Blessedly, the next year’s teachers were the most beautiful and loving creatures one could want. My smiling history teacher taught me all about the Plantagonets and Henry VIII; My homeroom teacher was kind when I was tardy. I was able to recover nicely and move on….until three years later, in eighth grade.
In middle school, even the best and brightest meet their match in adolescent moods, so I was no exception—but I had the added misfortune of having horrible, intractable, everywhere acne. Living in Florida meant wearing sleeveless shirt and swimsuits, both of which exposed my dermatological disaster to the world. What could I do to avoid the overwhelming shame?
A couple years later, glowing from a high school beach trip, I discovered the solution for all beauty woes. When it doubt, just tan it! An obsession was born. My quest to out-tan the acne had begun.
People like to laugh at the idea of tanorexia, but it’s a real thing. I wasn’t orange; I was browned under the real Florida sun, and I loved every sweaty minute of it—for a while. After a year or so, it turned into a compulsory time of worship, a heavy labor to keep from fading into boring irrelevance. Being outside as much as humanly possible seemed the wisest course; being tan helped camouflage my acne, and I felt prettier.
My pleasant prescription became an all-day, nagging urge that compelled me to get outside—as soon as possible. When school let out, I needed to get home and tan. On a sunny weekend, doing anything indoors was unthinkable. If the forecast gave no hope for browning rays, I worried that I was already getting pale. If sunlight beamed while I was inside, I was distracted, restless to get outside, where relief and calm awaited.
My ridiculous uber-tan lasted for years, even into college, even after Accutane had rescued me from acne’s visible curse. I never told anyone, except my husband, of the deep shame and fear that descended on me during and after those years. I finally escaped its ultraviolet highs when I got married and started working.
Soon enough, though, I was pregnant, and a new battlefront erupted. Most moms instinctively want to protect their babies from dangers within and without the womb; I did, too. But once again, OCD would weaponize my desire and transform it into a crazy taskmaster as I brought my firstborn into the world.

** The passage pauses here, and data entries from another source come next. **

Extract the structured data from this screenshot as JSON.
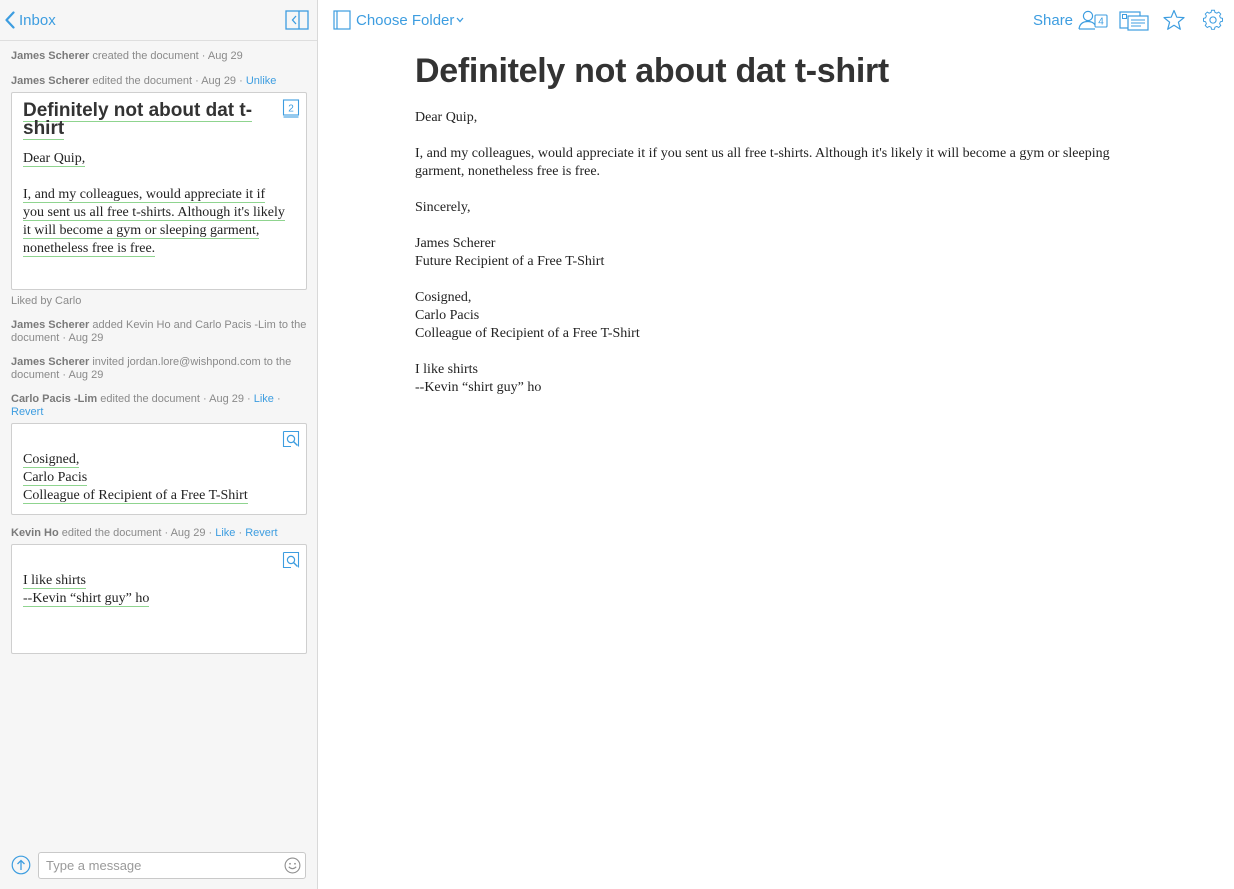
{
  "sidebar": {
    "back_label": "Inbox",
    "events": [
      {
        "who": "James Scherer",
        "text": " created the document · Aug 29"
      },
      {
        "who": "James Scherer",
        "text": " edited the document · Aug 29 · ",
        "link": "Unlike"
      },
      {
        "text": "Liked by Carlo"
      },
      {
        "who": "James Scherer",
        "text": " added Kevin Ho and Carlo Pacis -Lim to the document · Aug 29"
      },
      {
        "who": "James Scherer",
        "text": " invited jordan.lore@wishpond.com to the document · Aug 29"
      },
      {
        "who": "Carlo Pacis -Lim",
        "text": " edited the document · Aug 29 · ",
        "link": "Like",
        "sep": " · ",
        "link2": "Revert"
      },
      {
        "who": "Kevin Ho",
        "text": " edited the document · Aug 29 · ",
        "link": "Like",
        "sep": " · ",
        "link2": "Revert"
      }
    ],
    "card1": {
      "badge": "2",
      "title_l1": "Definitely not about dat t-",
      "title_l2": "shirt",
      "lines": [
        "Dear Quip,",
        "",
        "I, and my colleagues, would appreciate it if",
        "you sent us all free t-shirts. Although it's likely",
        "it will become a gym or sleeping garment,",
        "nonetheless free is free."
      ]
    },
    "card2": {
      "lines": [
        "Cosigned,",
        "Carlo Pacis",
        "Colleague of Recipient of a Free T-Shirt"
      ]
    },
    "card3": {
      "lines": [
        "I like shirts",
        "--Kevin “shirt guy” ho"
      ]
    },
    "composer": {
      "placeholder": "Type a message"
    }
  },
  "topbar": {
    "folder_label": "Choose Folder",
    "share_label": "Share",
    "member_count": "4"
  },
  "document": {
    "title": "Definitely not about dat t-shirt",
    "paragraphs": [
      [
        "Dear Quip,"
      ],
      [
        "I, and my colleagues, would appreciate it if you sent us all free t-shirts. Although it's likely it will become a gym or sleeping",
        "garment, nonetheless free is free."
      ],
      [
        "Sincerely,"
      ],
      [
        "James Scherer",
        "Future Recipient of a Free T-Shirt"
      ],
      [
        "Cosigned,",
        "Carlo Pacis",
        "Colleague of Recipient of a Free T-Shirt"
      ],
      [
        "I like shirts",
        "--Kevin “shirt guy” ho"
      ]
    ]
  },
  "colors": {
    "accent": "#3d9de0",
    "sidebar_bg": "#f6f6f6",
    "edit_underline": "#8fd48f"
  },
  "icons": [
    "chevron-left-icon",
    "collapse-sidebar-icon",
    "folder-icon",
    "chevron-down-icon",
    "people-icon",
    "doc-outline-icon",
    "star-icon",
    "gear-icon",
    "send-icon",
    "emoji-icon",
    "view-diff-icon"
  ]
}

In pregnancy, I developed a bizarre and shameful fear: What if I punched my stomach and hurt the baby?
Surely only psychos wondered that. Why would one even do such a stupid thing in the first place? The irrational urges were miserable, so I stayed busy to avoid the temptation to “gently” test the strength of my distended, seven-month stomach. Each time I gave in with a quick thump, I wondered if I had done any damage, which required an additional round of gentle poking and prodding to “test” for signs of life—assurances that all was well.
After finally delivering my sweet baby, I was elated to start my program of being the best mom ever. I would take my baby out on stroller walks daily, breastfeed only, use cloth diapers and quiet her with beautiful music. But one day during her infancy, while changing her tiny diaper, I was stopped in my tracks by yet another OCD fiend: What if I became a child molester?
This was possibly the worst fear of all for a parent. There could be no lower scum on the planet, no one more worthy of condemnation. What if the constant diaper changes made me prone to such perversion? This was next-level torture, and to admit to anyone this shameful mental assault seemed impossible. I muddled on and waited for the harassing thoughts to fade, and they did.
Mercifully, over weeks of time, each horrifying new theme lost its shock value, eventually fading completely—like details of dreams, or long forgotten appointments. I’d now Googled around enough to know that other moms suffered from irrational fears, too. But each time an obsession passed, a cruel new tyrant appeared within days or weeks, and the process began anew.